Reinhart Koselleck hat das in seinem Essay »Über den Sinn und Unsinn der Geschichte« noch prägnanter formuliert: »Die Geschichte ist weder Gericht noch Alibi«. Die Geschichte lehrt nichts und wenn überhaupt, dann allein dies: daß sie vollkommen anders geschieht, entgegen den Bedürfnissen der sogenannten Subjekte der Geschichte.

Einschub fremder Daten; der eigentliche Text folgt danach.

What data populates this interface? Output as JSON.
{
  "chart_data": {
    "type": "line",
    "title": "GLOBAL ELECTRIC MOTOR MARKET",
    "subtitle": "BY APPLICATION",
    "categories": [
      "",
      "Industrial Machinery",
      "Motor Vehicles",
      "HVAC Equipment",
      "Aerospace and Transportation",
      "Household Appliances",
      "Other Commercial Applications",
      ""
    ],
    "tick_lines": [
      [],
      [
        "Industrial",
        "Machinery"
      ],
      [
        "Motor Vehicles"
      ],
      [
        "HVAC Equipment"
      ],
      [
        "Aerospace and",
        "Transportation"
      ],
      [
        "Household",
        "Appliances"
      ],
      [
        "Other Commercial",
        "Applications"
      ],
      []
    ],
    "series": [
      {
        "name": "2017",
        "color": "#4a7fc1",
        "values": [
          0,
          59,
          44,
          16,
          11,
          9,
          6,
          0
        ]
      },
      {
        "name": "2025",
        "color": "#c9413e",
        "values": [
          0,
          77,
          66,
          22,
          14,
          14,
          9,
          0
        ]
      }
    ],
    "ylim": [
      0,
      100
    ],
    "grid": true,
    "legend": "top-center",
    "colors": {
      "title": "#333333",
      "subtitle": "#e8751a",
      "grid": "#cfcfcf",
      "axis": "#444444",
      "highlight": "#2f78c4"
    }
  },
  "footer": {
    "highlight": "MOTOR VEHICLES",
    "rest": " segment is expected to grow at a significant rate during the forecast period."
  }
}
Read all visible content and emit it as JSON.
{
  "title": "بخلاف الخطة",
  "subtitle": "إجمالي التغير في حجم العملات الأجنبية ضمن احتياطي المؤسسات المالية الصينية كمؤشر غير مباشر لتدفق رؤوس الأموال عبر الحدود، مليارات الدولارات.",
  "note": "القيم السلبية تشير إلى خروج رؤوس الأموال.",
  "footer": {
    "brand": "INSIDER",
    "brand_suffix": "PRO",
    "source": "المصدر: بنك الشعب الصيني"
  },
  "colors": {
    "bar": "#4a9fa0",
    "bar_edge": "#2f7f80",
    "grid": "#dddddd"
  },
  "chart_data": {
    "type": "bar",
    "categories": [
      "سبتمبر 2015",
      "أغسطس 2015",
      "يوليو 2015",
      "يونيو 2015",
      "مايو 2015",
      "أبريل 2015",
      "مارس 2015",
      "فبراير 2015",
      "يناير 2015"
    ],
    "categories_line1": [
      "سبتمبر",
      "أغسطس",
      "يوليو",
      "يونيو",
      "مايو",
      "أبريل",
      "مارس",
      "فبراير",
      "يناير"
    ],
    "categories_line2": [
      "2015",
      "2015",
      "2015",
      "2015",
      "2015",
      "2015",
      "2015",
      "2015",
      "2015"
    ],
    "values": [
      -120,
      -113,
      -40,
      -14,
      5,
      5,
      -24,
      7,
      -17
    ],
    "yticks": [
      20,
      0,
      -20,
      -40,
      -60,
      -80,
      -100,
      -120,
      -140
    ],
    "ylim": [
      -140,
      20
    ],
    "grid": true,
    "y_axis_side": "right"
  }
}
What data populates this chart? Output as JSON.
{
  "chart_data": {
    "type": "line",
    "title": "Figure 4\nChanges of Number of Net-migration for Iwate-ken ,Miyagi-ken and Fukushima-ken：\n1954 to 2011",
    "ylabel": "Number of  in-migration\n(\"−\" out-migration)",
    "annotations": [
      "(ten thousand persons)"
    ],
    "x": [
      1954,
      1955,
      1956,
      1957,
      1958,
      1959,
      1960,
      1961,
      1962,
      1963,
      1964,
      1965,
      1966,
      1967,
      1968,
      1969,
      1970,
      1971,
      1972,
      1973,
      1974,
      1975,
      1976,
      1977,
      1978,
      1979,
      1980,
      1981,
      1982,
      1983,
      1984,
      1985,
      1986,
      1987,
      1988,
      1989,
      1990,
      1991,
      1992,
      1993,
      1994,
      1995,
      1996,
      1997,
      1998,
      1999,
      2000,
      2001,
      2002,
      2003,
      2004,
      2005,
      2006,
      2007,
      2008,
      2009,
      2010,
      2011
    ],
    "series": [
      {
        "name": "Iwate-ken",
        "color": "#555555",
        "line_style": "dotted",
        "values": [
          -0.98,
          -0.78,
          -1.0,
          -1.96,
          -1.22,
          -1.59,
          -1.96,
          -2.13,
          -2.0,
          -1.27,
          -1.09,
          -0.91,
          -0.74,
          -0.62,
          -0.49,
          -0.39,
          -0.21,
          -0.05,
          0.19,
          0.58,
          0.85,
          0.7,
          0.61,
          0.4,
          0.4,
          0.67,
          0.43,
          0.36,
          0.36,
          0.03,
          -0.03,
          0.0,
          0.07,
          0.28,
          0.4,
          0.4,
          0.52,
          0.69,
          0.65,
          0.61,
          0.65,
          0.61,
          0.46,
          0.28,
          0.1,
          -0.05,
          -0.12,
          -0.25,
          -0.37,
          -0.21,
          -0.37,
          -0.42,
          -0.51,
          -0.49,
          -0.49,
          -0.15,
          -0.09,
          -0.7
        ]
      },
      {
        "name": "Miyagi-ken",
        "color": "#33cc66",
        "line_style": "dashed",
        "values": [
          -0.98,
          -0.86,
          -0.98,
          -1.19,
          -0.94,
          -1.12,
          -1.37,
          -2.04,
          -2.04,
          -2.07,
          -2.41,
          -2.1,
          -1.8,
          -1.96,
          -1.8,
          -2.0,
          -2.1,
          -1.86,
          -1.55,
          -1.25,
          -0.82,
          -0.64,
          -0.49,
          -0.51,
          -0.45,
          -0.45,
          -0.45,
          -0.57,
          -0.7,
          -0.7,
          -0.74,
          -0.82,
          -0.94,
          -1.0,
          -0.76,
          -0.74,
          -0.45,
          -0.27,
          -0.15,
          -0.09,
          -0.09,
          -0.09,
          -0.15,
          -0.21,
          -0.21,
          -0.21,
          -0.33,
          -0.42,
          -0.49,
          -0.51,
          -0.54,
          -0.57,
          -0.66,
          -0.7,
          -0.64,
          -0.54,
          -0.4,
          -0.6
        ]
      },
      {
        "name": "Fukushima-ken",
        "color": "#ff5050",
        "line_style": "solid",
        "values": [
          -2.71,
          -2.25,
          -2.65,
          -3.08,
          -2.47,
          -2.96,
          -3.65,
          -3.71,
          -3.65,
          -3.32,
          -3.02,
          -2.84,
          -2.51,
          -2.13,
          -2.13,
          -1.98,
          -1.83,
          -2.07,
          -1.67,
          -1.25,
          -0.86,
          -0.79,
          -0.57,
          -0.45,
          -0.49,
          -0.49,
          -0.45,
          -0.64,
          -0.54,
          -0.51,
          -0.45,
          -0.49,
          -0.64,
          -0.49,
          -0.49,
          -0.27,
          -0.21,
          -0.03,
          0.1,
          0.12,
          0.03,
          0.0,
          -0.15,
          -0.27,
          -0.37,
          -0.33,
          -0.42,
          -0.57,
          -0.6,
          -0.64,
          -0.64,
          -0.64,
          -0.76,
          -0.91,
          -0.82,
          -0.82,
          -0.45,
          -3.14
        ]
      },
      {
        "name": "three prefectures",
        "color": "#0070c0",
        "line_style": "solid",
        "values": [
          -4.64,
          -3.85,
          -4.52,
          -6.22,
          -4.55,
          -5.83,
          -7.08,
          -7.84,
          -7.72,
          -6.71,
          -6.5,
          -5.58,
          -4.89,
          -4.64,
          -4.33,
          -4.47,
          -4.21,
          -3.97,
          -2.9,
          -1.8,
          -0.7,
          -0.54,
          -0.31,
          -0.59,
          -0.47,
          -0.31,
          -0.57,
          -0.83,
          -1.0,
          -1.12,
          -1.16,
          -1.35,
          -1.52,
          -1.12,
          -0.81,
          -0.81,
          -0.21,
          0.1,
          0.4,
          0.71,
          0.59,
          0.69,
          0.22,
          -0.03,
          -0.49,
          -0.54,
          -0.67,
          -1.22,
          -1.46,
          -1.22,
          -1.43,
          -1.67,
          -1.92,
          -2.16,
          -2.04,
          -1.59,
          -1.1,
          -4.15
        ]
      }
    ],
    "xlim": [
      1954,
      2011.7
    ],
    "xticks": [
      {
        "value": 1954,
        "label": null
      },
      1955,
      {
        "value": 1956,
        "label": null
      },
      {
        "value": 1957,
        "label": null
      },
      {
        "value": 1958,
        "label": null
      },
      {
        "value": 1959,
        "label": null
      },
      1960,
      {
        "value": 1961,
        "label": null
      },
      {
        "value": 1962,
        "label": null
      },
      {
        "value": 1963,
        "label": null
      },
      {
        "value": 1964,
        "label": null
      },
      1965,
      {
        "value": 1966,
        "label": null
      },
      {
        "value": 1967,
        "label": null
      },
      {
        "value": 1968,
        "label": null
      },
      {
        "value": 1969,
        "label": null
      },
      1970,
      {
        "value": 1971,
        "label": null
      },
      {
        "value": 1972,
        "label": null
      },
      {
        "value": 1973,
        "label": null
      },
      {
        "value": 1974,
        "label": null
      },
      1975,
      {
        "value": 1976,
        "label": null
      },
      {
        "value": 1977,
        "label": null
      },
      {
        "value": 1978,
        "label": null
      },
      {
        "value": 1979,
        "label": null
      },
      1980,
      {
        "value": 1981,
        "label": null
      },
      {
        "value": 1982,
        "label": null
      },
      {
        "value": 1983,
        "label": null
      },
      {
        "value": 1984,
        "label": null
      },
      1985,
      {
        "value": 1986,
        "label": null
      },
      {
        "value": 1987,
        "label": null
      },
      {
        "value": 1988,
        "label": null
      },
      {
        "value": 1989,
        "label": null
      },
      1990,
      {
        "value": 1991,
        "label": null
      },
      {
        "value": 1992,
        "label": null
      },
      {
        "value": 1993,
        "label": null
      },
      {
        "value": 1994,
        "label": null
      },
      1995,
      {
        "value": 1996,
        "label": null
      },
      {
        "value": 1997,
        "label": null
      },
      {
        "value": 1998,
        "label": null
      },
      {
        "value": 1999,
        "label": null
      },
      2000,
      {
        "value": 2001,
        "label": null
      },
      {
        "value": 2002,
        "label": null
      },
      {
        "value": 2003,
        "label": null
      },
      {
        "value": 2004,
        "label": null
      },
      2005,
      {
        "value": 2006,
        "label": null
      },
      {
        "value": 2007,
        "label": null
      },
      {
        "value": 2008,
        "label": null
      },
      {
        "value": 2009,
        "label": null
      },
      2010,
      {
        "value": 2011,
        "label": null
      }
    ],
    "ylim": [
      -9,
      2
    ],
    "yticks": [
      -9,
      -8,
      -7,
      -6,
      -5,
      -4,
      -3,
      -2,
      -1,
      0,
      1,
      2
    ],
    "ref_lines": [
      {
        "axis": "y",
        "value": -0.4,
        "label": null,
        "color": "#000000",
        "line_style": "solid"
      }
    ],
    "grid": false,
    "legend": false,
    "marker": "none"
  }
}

Das Deutsche Poleninstitut in Darmstadt beabsichtigt, eine Entsprechung zur »Posener Deutschen Bibliothek«, eine »Polnische Bibliothek der Wissenschaft« herauszugeben. Die Namen der Autoren und die Themen der ersten (in Planung befindlichen) Bände lassen die Hoffnung zu, dass es auch von unserer Seite zu einem Brückenbau auf das deutsche Ufer kommt. Es ist jedoch nicht vorauszusehen, ob dies die jüngeren und die zukünftigen Wissenschaftler dazu animiert, auf die Methodik der Gesellschaftsgeschichte und deren Ergebnisse zurückzugreifen.

[1] Vgl. »Borussia. Kultura. Historia. Literatura«, Nr. 22/2000, S. 220.